Promises execution javascript

I am new to promises, so having little confusion in understanding why it’s giving output the way it is giving.

let p1= new Promise((resolve,reject)=>{
  resolve('foo');
})
let p2= new Promise((resolve,reject)=>{
  reject('bar');
})

console.log('bip')

p1.then(val=>{
  console.log(val)
  return p2
})
.then(
  console.log('baz')
)
.catch(err=>{
  console.log(err)
})
console.log('bop')

The output is

bip
baz
bop
foo
bar

I see console.log statements are getting printed before all promise statements but why is that. and why is the log statement printing ‘baz’ also getting printing first while being in .then statement?

Thanks for reading

This is from the MDN web docs for Promise.prototype.then():

“Once a Promise is fulfilled or rejected, the respective handler function ( onFulfilled or onRejected ) will be called asynchronously (scheduled in the current thread loop).”

This means that JS doesn’t stop and wait for your promise handler to run, it continues on as normal, and the handler will eventually be executed when its turn comes, but it has to wait for its turn in line in the event loop. So the console.log at the very bottom is executed before the console.log in the first then method because by the time JS gets to the handler for the first then statement waiting to be executed it has already executed the console.log at the bottom.
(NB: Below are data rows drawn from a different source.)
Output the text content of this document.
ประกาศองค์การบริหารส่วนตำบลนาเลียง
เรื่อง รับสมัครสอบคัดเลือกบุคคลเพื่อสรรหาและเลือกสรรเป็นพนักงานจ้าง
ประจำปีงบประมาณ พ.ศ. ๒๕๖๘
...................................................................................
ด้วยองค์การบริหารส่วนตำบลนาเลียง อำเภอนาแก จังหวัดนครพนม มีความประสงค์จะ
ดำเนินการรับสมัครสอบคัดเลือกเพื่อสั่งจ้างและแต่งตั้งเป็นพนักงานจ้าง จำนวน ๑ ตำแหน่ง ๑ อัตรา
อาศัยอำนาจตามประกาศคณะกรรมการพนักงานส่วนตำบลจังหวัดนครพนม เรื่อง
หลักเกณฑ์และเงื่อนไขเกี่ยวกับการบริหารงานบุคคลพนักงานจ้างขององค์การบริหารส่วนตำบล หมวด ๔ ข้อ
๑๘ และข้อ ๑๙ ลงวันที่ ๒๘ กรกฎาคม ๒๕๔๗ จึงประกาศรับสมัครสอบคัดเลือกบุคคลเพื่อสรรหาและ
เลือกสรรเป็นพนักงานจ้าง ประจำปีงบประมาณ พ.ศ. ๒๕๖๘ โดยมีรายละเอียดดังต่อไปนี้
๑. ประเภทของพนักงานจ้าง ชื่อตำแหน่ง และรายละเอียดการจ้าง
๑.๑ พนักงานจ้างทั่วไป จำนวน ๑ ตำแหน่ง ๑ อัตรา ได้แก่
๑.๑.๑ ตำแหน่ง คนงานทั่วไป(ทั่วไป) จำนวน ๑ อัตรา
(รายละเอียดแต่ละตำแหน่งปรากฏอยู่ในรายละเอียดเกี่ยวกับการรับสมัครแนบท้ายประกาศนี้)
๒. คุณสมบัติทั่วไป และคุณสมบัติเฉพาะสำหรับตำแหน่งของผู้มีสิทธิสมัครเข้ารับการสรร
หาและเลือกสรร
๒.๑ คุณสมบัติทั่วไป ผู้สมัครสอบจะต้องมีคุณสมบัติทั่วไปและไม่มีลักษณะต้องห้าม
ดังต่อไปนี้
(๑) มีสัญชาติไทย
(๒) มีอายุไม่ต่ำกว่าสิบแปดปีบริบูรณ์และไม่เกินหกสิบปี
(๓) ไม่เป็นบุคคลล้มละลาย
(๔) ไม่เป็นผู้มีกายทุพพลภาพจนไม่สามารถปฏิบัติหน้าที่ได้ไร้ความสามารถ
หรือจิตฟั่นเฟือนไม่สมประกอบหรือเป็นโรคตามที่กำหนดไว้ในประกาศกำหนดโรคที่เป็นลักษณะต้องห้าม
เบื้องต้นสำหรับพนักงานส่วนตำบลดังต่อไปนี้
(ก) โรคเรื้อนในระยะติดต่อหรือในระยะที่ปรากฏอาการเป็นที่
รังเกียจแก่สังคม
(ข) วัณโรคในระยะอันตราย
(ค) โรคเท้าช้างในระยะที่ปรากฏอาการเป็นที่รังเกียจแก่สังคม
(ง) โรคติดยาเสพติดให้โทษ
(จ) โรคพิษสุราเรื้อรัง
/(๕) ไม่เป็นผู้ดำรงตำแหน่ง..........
Apparently the process of scheduling the handler takes enough time that it is placed in the event loop after the call to the console.log at the bottom. If you want ‘bop’ to be printed after ‘foo’ then you need to move the console.log at the bottom into the first then statement.

A traditional then statement looks something like (I’m leaving out the rejection handler because we all use catch now):

p.then(value => {
  // fulfillment
})

Look at your second then statement:

.then(
  console.log('baz')
)

It doesn’t look like the first one. You aren’t waiting for a value from the preceding then statement, you are just executing a console.log. I’m not 100% certain about this but my guess is that when JS gets to this statement, since it doesn’t have to wait for anything, it just executes it, which is why ‘baz’ is printed second. If you turned this into a more traditional then statement:

.then(() => {
  console.log('baz')
})

Then you’ll notice that the console.log statement never gets called because the preceding then returns p2 which is rejected and thus the second then is skipped because the rejection causes JS to skip to the catch.

I may not be 100% correct about all the details above but the bottom line is that when using promises you can’t rely on the order of statements in the code itself because promises are asynchronous, which means that there is no guarantee of when they will be resolved/rejected and thus when their handlers executed. If order of execution is important then you need to put the relevant statements inside the promise handlers.

Also, you can use async/await to guarantee order when using promises but that is a more advanced concept I won’t go into here.

3 Likes

@bbsmooth thank you for this insightful and detailed explanation.